Sage announced in the keynote that the Pegg chatbot has been integrated into Sage One, their startup-level cloud offering for small business. It will be available in Canada next month.

“The integration into Sage One is very real,” Goode said. “It does things like tell you that your data on invoice payments this month was better than last month, and rewards you with a badge.”

That’s only the beginning, however.

“Bots aren’t just about Pegg,” Goode said. “We have built a bot API and we are able to add these conversation APIs into other products. It will be in Sage 300 and Sage X3 and Sage People in the future. With Sage People, we have already done a proof of concept.”

Goode also said that Pegg has come a long way in the last year.

“At the beginning, it just stored data and could give a little bit of feedback,” he said. “Now we have built a big framework around it. That’s the real product we are building – the bot platform itself. It lets us build bots into all our platforms, and lets automated data be pushed out to users.”

Goode said that the commercialization of Pegg was always a three-stage process.

“First we opened up the bot framework with Pegg,” he indicated. “Then we began building out this framework. The third stage is to open it all up to partners.”

Sage is further along the road with bots than some of their competitors, something that Goode said they intend to develop further.

“If you don’t innovate, you die,” he said. “That’s the rule of software. We’ve spent a long time apologizing for the fact that we were late to cloud. We don’t want to be catching up everyone. We know some people see this as a gimmick, but we see it as changing the way you interact with your software.”

Zack Thomas, ‎VP, Global HCM Product Marketing at Sage, said their use of bots is a natural extension of what’s being done in the consumer space.

“Amazon is having great success with Alexa,” he said. “Why shouldn’t we do what works in the consumer market. Amazon asked us to work with them because they see the business applications of Alexa.”

Sage also called on the technology industry to ensure that AI applications for business are developed responsibly. They articulated what they call the ‘Ethics of Code,’ a set of values they developed while building Pegg.

They are:

1.AI should reflect the diversity of the users it serves, by developing effective mechanisms to filter bias as well as negative sentiment in the data that the AI learns from.

2.AI must be held to account – and so must users. Because users start to trust the AI early, the AI needs to be held accountable for its actions and decisions, just like humans.

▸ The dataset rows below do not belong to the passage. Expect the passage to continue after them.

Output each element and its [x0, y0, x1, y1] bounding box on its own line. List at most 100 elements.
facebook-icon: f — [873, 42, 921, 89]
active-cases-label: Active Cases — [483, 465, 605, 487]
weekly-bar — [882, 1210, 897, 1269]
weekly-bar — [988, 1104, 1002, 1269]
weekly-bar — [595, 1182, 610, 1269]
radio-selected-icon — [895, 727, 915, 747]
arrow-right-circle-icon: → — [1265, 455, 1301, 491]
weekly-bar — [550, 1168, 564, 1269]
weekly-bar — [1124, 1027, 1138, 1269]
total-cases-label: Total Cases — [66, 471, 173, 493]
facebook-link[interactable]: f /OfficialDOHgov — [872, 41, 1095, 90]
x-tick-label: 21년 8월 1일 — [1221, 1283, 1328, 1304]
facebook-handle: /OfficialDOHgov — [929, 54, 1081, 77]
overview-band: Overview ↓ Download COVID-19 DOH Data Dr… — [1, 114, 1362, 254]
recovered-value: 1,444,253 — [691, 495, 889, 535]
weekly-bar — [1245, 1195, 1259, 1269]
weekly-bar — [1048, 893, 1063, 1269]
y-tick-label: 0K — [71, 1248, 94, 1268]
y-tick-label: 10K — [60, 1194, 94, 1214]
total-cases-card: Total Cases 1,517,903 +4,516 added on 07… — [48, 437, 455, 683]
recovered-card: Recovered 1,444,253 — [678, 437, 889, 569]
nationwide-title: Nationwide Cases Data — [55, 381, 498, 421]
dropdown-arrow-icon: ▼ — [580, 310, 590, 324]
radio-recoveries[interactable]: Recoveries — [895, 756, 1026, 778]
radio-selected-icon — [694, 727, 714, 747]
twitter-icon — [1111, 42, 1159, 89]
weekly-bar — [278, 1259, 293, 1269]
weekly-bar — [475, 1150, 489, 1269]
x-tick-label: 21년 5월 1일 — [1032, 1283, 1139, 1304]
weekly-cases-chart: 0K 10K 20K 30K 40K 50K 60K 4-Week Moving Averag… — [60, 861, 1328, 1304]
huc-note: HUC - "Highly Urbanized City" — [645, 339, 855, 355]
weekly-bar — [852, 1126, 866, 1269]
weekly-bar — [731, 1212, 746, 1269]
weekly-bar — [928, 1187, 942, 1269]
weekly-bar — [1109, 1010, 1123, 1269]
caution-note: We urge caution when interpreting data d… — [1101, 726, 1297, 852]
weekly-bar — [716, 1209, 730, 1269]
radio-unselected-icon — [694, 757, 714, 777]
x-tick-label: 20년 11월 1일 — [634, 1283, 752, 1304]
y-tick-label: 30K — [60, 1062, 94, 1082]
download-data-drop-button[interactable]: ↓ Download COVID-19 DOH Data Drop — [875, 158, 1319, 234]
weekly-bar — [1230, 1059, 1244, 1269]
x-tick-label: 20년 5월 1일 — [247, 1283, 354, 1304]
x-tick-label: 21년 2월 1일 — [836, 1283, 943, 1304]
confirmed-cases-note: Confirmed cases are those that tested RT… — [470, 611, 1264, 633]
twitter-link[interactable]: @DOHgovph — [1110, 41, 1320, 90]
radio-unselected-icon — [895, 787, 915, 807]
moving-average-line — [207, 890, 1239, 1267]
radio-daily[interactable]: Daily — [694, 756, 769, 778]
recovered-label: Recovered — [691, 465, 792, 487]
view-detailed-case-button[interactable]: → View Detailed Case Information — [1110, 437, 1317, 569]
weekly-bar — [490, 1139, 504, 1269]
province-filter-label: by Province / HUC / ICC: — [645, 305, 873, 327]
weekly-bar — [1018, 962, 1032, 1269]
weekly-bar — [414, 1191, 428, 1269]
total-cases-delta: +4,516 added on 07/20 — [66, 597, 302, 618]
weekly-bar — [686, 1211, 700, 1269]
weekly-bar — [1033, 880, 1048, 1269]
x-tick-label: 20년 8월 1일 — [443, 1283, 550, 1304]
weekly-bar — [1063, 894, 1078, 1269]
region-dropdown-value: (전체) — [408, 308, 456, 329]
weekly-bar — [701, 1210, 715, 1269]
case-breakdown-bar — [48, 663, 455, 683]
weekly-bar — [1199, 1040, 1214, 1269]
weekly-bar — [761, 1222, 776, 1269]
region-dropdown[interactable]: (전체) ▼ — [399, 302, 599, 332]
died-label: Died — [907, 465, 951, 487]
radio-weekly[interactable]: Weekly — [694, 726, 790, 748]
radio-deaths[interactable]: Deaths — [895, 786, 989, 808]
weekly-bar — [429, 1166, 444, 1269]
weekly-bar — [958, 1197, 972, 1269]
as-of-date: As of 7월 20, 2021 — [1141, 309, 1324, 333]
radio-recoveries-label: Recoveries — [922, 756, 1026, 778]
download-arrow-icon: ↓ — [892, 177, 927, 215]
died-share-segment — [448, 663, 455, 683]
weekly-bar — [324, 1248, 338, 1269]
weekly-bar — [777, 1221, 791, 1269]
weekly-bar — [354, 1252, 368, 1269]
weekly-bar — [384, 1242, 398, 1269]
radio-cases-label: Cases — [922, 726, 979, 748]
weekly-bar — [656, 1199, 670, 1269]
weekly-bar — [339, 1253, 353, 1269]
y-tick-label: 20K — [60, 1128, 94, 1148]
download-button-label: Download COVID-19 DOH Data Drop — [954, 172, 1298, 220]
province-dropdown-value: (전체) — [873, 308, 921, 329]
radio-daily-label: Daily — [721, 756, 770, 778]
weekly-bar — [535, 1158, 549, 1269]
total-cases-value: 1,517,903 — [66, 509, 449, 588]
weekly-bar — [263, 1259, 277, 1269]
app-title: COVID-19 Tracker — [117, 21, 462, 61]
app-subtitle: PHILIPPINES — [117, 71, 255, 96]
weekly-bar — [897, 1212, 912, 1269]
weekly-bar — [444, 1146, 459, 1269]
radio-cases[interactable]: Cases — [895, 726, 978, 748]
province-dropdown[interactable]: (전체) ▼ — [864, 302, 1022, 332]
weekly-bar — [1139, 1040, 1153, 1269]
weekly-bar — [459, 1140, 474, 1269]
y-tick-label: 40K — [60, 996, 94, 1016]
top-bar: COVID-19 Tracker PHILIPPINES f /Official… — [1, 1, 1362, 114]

3.Reward AI for ‘showing its workings.’ Most AI today has no cognition of what it is saying. Only broad listening and learning from diverse data sets will stop this from becoming a problem, and a reward mechanism when training AI is one way to do this.

4.AI should level the playing field. IT needs to push voice technology and social robots, which provide newly accessible solutions, specifically to people disadvantaged by sight problems, dyslexia and limited mobility.

5.AI will replace, but it must also create. New opportunities will be created by the robotification of tasks, and humans need to be trained for these prospects.

While Sage’s progress in voice was not demonstrated at the Toronto event, Kelly said they have made great strides there.

“We actually demonstrated this at our event in Atlanta a month ago,” he said. “The best UI is no UI. It’s the human voice. We demonstrated voice activation on Alexa, and how it can give an opportunity to people who have been previously disadvantaged. If Canada had been in the near-term launch plans for voice, we would have done that here. But we are working on this strenuously in the labs. Voice is now over 95 per cent accurate – up from 70 per cent five years ago – and it will be 99 per cent in a few years.”